Armaan and I do everything together. We hold hands when we cross the street. We sleep side by side. Same class, same everything. People always ask us even if we’re sisters.

This man came into our home stay who I had assumed was their family friend so I said “salam” and proceeded to my room. Next thing I know there is a deep translating party going on and Armaan is involved. I come and sit. Something is said to me and I just do the usual smile-n-nod and all I know is the professor thinks I’m Armaan’s sister. Next thing I know is I have a date with the professor and his family (and by date I mean ALL DAY event) for Sunday. The thing about the professor is he does not speak English. NADA. However, he is fluent in Spanish. So the next day is spent with me having to use some mean Spanish translating/thinking. I was a little afraid that we were going to be chopped up and placed strategically throughout the walls, but in the end I ended having a really great conversation with him. Most of what he said made sense. For most of the evening I thought he was calling me “Sunni” which I did not know if I should take offense to that or not and then I realized he was just saying “Missouri” which made a lot more sense. He talked about the western influence on Moroccan identity and how it leaves such an impression, yet there is no Moroccan influence on America. He described how a lot of their traditions seem primitive to Westerners, but to an Arab makes sense and encourages hospitality and togetherness. He used the internet as a reference to something that is good yet slowly removing their customs and invading their identity. He also did say that the man is the king of the house and gets to lounge around all day and that Ramadan was good thing for women, because they get to lose weight. The feminist in me really wish I knew all the Spanish words to tell him where to put that comment. But I decided against it.

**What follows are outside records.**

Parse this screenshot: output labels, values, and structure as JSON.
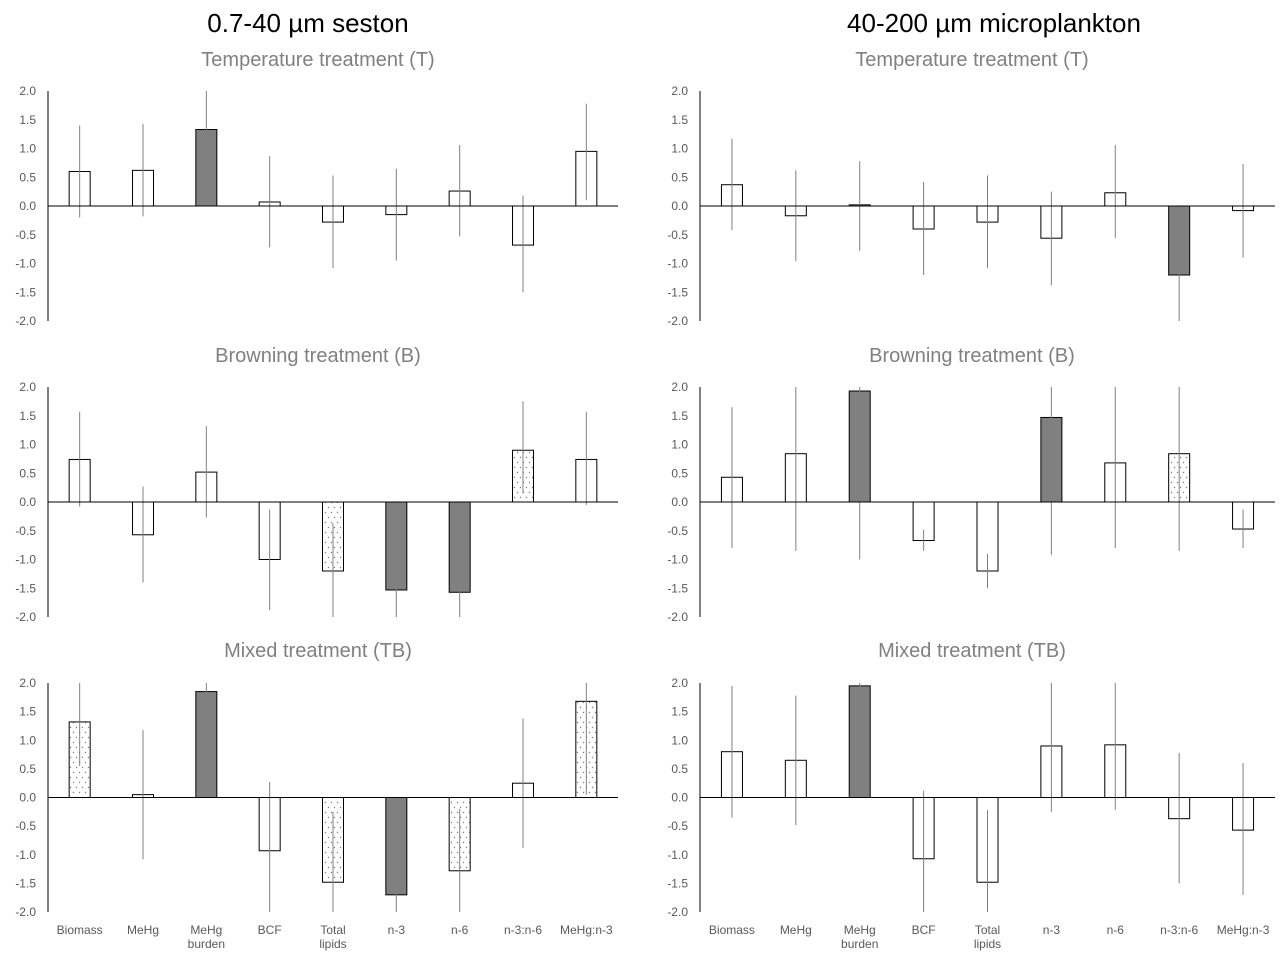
{
  "columns": [
    {
      "title": "0.7-40 µm seston",
      "panels": [
        {
          "chart_data": {
            "type": "bar",
            "title": "Temperature treatment (T)",
            "categories": [
              "Biomass",
              "MeHg",
              "MeHg burden",
              "BCF",
              "Total lipids",
              "n-3",
              "n-6",
              "n-3:n-6",
              "MeHg:n-3"
            ],
            "values": [
              0.6,
              0.62,
              1.33,
              0.07,
              -0.28,
              -0.15,
              0.26,
              -0.68,
              0.95
            ],
            "error_low": [
              -0.2,
              -0.18,
              0.45,
              -0.72,
              -1.08,
              -0.95,
              -0.53,
              -1.5,
              0.1
            ],
            "error_high": [
              1.4,
              1.43,
              2.0,
              0.87,
              0.53,
              0.65,
              1.06,
              0.18,
              1.78
            ],
            "fill": [
              "open",
              "open",
              "solid",
              "open",
              "open",
              "open",
              "open",
              "open",
              "open"
            ],
            "ylim": [
              -2.0,
              2.0
            ],
            "yticks": [
              "2.0",
              "1.5",
              "1.0",
              "0.5",
              "0.0",
              "-0.5",
              "-1.0",
              "-1.5",
              "-2.0"
            ],
            "grid": false
          }
        },
        {
          "chart_data": {
            "type": "bar",
            "title": "Browning treatment (B)",
            "categories": [
              "Biomass",
              "MeHg",
              "MeHg burden",
              "BCF",
              "Total lipids",
              "n-3",
              "n-6",
              "n-3:n-6",
              "MeHg:n-3"
            ],
            "values": [
              0.74,
              -0.57,
              0.52,
              -1.0,
              -1.2,
              -1.53,
              -1.57,
              0.9,
              0.74
            ],
            "error_low": [
              -0.08,
              -1.4,
              -0.27,
              -1.88,
              -2.0,
              -2.0,
              -2.0,
              0.15,
              -0.05
            ],
            "error_high": [
              1.57,
              0.27,
              1.32,
              -0.13,
              -0.37,
              -0.6,
              -0.65,
              1.75,
              1.57
            ],
            "fill": [
              "open",
              "open",
              "open",
              "open",
              "dotted",
              "solid",
              "solid",
              "dotted",
              "open"
            ],
            "ylim": [
              -2.0,
              2.0
            ],
            "yticks": [
              "2.0",
              "1.5",
              "1.0",
              "0.5",
              "0.0",
              "-0.5",
              "-1.0",
              "-1.5",
              "-2.0"
            ],
            "grid": false
          }
        },
        {
          "chart_data": {
            "type": "bar",
            "title": "Mixed treatment (TB)",
            "categories": [
              "Biomass",
              "MeHg",
              "MeHg burden",
              "BCF",
              "Total lipids",
              "n-3",
              "n-6",
              "n-3:n-6",
              "MeHg:n-3"
            ],
            "values": [
              1.32,
              0.05,
              1.85,
              -0.93,
              -1.48,
              -1.7,
              -1.28,
              0.25,
              1.68
            ],
            "error_low": [
              0.55,
              -1.08,
              0.6,
              -2.0,
              -2.0,
              -2.0,
              -2.0,
              -0.88,
              0.05
            ],
            "error_high": [
              2.0,
              1.18,
              2.0,
              0.27,
              -0.25,
              -0.42,
              -0.2,
              1.38,
              2.0
            ],
            "fill": [
              "dotted",
              "open",
              "solid",
              "open",
              "dotted",
              "solid",
              "dotted",
              "open",
              "dotted"
            ],
            "ylim": [
              -2.0,
              2.0
            ],
            "yticks": [
              "2.0",
              "1.5",
              "1.0",
              "0.5",
              "0.0",
              "-0.5",
              "-1.0",
              "-1.5",
              "-2.0"
            ],
            "grid": false
          }
        }
      ]
    },
    {
      "title": "40-200 µm microplankton",
      "panels": [
        {
          "chart_data": {
            "type": "bar",
            "title": "Temperature treatment (T)",
            "categories": [
              "Biomass",
              "MeHg",
              "MeHg burden",
              "BCF",
              "Total lipids",
              "n-3",
              "n-6",
              "n-3:n-6",
              "MeHg:n-3"
            ],
            "values": [
              0.37,
              -0.17,
              0.02,
              -0.4,
              -0.28,
              -0.56,
              0.23,
              -1.2,
              -0.08
            ],
            "error_low": [
              -0.42,
              -0.96,
              -0.78,
              -1.2,
              -1.08,
              -1.38,
              -0.56,
              -2.0,
              -0.9
            ],
            "error_high": [
              1.17,
              0.62,
              0.78,
              0.42,
              0.53,
              0.25,
              1.06,
              -0.4,
              0.73
            ],
            "fill": [
              "open",
              "open",
              "open",
              "open",
              "open",
              "open",
              "open",
              "solid",
              "open"
            ],
            "ylim": [
              -2.0,
              2.0
            ],
            "yticks": [
              "2.0",
              "1.5",
              "1.0",
              "0.5",
              "0.0",
              "-0.5",
              "-1.0",
              "-1.5",
              "-2.0"
            ],
            "grid": false
          }
        },
        {
          "chart_data": {
            "type": "bar",
            "title": "Browning treatment (B)",
            "categories": [
              "Biomass",
              "MeHg",
              "MeHg burden",
              "BCF",
              "Total lipids",
              "n-3",
              "n-6",
              "n-3:n-6",
              "MeHg:n-3"
            ],
            "values": [
              0.43,
              0.84,
              1.93,
              -0.67,
              -1.2,
              1.47,
              0.68,
              0.84,
              -0.47
            ],
            "error_low": [
              -0.8,
              -0.85,
              -1.0,
              -0.85,
              -1.5,
              -0.92,
              -0.8,
              -0.85,
              -0.8
            ],
            "error_high": [
              1.65,
              2.0,
              2.0,
              -0.48,
              -0.9,
              2.0,
              2.0,
              2.0,
              -0.13
            ],
            "fill": [
              "open",
              "open",
              "solid",
              "open",
              "open",
              "solid",
              "open",
              "dotted",
              "open"
            ],
            "ylim": [
              -2.0,
              2.0
            ],
            "yticks": [
              "2.0",
              "1.5",
              "1.0",
              "0.5",
              "0.0",
              "-0.5",
              "-1.0",
              "-1.5",
              "-2.0"
            ],
            "grid": false
          }
        },
        {
          "chart_data": {
            "type": "bar",
            "title": "Mixed treatment (TB)",
            "categories": [
              "Biomass",
              "MeHg",
              "MeHg burden",
              "BCF",
              "Total lipids",
              "n-3",
              "n-6",
              "n-3:n-6",
              "MeHg:n-3"
            ],
            "values": [
              0.8,
              0.65,
              1.95,
              -1.07,
              -1.48,
              0.9,
              0.92,
              -0.37,
              -0.57
            ],
            "error_low": [
              -0.35,
              -0.48,
              0.7,
              -2.0,
              -2.0,
              -0.25,
              -0.22,
              -1.5,
              -1.7
            ],
            "error_high": [
              1.95,
              1.78,
              2.0,
              0.12,
              -0.22,
              2.0,
              2.0,
              0.78,
              0.6
            ],
            "fill": [
              "open",
              "open",
              "solid",
              "open",
              "open",
              "open",
              "open",
              "open",
              "open"
            ],
            "ylim": [
              -2.0,
              2.0
            ],
            "yticks": [
              "2.0",
              "1.5",
              "1.0",
              "0.5",
              "0.0",
              "-0.5",
              "-1.0",
              "-1.5",
              "-2.0"
            ],
            "grid": false
          }
        }
      ]
    }
  ],
  "category_labels": [
    [
      "Biomass"
    ],
    [
      "MeHg"
    ],
    [
      "MeHg",
      "burden"
    ],
    [
      "BCF"
    ],
    [
      "Total",
      "lipids"
    ],
    [
      "n-3"
    ],
    [
      "n-6"
    ],
    [
      "n-3:n-6"
    ],
    [
      "MeHg:n-3"
    ]
  ],
  "colors": {
    "solid_fill": "#808080",
    "open_fill": "#ffffff",
    "dot_color": "#808080",
    "bar_stroke": "#000000",
    "axis": "#000000",
    "error_bar": "#808080",
    "panel_title": "#808080",
    "tick_label": "#595959"
  }
}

During our conversation with the professor he told us that 5 percent of the country held 95 percent of the wealth. Which for a 3rd world country that’s pretty accurate. In America it’s not uncommon for people to own two or three houses…and here that concept is so alien and unreal.

Most times, in America, a person works hard for their money to do that, but here working hard means you’re middle class and can feed your family. There are a lot of things that we forget to think about, being Americans and having the luxuries that we do. Next door to my home-stay is a really large house (three of my houses in one). My home-stay brother Mouad was telling me that the house made him very sad. He said that an American millionaire owned the house and has only been there to visit one time. He said it made him sad because people were sleeping on the streets and yet no one was staying in this luxurious home.

At the end of the day…at least we have clean underwear. Folded and all.